If a Spanish-language version of the shoddy genre satire "Scary Movie 5" (Weinstein) is ever produced, perhaps it should be called "Cinco de No-No." Like all of its predecessors, this latest installment of the recidivist franchise is replete with childish gross-out humor and demeaning sex gags.
By way of prelude, not exactly in the Chopin line, we're treated to scenes of a bedroom liaison between Charlie Sheen and Lindsay Lohan. Set to music that recalls the antics of British bodice fancier Benny Hill, the scandal-prone duo's exaggerated cavorting is interrupted by a sendup of the "Paranormal Activity" series.
The sketchy plot that follows, principally lifted from Andy Muschietti's horror film "Mama," finds Simon Rex as Sheen's brother Dan adopting his mysteriously deceased sibling's two young daughters and baby son after the orphaned -- and now feral -- kids spent months isolated in a cabin in the woods. Dan's less-than-willing partner in this enterprise is his rock-musician wife, Jody (Ashley Tisdale).
Dan's scientific work studying the minds of primates leads into a spoof of 2011's "Rise of the Planet of the Apes," while Jody's interest in ballet opens the door for mockery of the previous year's "Black Swan."

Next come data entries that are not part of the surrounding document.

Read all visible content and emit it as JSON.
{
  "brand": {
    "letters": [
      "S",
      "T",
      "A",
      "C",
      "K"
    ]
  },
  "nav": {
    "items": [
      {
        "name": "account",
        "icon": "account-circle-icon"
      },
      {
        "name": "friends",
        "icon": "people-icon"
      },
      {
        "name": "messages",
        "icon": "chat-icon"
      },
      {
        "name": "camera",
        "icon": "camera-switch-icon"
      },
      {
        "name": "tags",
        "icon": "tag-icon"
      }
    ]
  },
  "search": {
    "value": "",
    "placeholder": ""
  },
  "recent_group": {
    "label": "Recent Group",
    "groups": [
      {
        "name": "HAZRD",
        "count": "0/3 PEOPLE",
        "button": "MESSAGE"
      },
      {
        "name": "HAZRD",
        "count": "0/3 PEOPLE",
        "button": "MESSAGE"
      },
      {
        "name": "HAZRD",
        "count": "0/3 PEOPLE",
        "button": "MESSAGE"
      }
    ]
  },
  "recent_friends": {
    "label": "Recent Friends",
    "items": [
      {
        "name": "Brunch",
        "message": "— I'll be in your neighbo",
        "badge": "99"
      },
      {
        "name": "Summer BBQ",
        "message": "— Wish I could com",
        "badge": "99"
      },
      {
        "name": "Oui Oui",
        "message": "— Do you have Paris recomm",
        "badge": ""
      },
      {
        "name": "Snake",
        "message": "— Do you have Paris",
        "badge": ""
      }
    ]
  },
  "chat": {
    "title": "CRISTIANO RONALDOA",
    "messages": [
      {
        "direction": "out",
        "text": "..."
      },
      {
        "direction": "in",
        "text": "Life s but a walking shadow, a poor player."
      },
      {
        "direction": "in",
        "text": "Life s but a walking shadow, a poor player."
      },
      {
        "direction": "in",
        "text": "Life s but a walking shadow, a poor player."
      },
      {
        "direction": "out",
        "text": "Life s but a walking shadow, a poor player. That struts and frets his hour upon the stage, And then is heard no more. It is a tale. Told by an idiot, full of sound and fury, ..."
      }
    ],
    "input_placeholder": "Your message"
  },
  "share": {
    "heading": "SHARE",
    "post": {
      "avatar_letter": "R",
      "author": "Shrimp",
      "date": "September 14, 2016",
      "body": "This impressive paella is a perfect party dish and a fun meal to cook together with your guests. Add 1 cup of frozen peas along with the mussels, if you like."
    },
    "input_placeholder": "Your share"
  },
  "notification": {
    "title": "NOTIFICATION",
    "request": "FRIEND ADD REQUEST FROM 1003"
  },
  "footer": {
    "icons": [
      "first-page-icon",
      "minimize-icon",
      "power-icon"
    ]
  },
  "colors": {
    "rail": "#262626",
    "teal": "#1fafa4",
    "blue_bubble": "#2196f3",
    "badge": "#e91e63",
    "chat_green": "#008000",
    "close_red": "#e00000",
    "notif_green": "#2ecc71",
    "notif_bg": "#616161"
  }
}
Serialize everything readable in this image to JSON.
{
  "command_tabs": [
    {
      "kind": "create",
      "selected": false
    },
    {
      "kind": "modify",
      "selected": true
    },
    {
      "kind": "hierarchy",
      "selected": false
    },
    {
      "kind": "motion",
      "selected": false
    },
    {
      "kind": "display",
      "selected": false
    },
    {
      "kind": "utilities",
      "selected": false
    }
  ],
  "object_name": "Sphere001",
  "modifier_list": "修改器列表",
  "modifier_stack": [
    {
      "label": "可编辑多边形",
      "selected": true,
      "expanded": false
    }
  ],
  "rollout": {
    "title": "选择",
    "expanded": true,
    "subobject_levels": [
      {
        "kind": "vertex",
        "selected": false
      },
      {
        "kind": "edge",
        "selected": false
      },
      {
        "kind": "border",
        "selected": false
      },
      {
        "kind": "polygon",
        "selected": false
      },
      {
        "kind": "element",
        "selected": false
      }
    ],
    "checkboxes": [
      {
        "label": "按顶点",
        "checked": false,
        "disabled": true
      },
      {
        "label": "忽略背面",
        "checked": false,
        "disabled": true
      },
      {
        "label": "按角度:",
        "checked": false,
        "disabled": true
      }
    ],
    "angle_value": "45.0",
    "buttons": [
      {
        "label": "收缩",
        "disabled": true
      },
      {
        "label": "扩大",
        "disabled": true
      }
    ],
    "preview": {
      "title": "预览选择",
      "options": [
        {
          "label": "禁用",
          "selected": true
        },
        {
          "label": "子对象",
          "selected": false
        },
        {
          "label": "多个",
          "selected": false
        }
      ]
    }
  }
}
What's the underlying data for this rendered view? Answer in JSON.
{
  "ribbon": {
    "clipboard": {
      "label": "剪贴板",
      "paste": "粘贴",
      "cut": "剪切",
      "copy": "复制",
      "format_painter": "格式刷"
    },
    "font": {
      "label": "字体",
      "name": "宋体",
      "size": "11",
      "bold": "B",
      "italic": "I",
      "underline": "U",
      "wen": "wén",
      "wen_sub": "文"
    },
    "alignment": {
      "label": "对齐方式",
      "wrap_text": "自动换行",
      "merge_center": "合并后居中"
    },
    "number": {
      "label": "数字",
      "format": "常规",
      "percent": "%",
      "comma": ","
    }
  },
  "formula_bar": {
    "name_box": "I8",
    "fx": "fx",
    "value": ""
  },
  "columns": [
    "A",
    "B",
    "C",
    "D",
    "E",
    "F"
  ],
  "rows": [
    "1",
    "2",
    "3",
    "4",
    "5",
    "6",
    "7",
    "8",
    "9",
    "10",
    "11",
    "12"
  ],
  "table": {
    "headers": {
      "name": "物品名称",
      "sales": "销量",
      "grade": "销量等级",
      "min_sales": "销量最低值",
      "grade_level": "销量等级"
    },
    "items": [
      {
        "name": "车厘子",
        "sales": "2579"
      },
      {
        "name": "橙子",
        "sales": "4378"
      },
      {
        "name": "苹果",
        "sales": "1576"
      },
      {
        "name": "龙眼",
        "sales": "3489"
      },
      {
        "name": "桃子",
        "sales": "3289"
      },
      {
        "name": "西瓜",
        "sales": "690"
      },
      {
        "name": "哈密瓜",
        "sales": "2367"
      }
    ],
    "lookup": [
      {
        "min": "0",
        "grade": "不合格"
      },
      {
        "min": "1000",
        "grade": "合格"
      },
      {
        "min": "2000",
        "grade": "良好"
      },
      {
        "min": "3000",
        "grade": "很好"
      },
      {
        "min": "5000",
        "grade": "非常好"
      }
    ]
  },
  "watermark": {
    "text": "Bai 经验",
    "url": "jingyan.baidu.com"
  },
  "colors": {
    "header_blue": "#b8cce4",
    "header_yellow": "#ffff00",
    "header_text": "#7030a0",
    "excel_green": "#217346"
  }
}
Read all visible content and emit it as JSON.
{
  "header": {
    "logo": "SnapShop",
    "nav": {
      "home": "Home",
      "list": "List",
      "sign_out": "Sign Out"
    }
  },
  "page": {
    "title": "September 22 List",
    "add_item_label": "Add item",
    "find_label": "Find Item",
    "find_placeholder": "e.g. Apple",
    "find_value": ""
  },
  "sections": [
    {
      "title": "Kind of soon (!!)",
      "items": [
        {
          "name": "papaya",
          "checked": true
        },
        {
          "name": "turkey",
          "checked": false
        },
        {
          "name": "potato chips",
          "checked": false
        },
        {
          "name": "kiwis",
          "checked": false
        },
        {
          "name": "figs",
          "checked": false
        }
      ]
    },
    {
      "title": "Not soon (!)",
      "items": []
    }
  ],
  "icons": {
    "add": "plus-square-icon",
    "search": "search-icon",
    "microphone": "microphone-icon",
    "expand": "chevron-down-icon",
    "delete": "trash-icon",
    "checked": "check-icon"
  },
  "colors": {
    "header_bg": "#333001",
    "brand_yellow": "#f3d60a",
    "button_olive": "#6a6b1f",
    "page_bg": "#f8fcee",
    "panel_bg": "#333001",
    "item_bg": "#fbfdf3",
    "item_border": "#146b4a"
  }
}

Back home, meanwhile, Dan and Jody's Hispanic -- and hirsute -- housemaid Maria (Lidia Porto) tries to fight off the demonic spirit that has followed the trio of adoptees to suburbia by deploying crucifixes, holy water and incense. When these Catholic accoutrements fail to do the trick, she resorts to others associated with Santeria.
The dopey jibes in director Malcolm Lee's scattershot parody are as irksome as they are desperate. Indeed, the recurring joke of Dan's apes inconveniently flinging their excrement around seems an all-too-apt metaphor for this project as a whole.
The film contains pervasive sexual and scatological humor, a frivolous treatment of homosexual activity, same-sex kissing, fleeting rear and partial nudity, some mild irreverence, drug imagery and references, at least one use each of profanity and of the F-word and much crude and crass language. The Catholic News Service classification is O -- morally offensive. The Motion Picture Association of America rating is PG-13 -- parents strongly cautioned. Some material may be inappropriate for children under 13.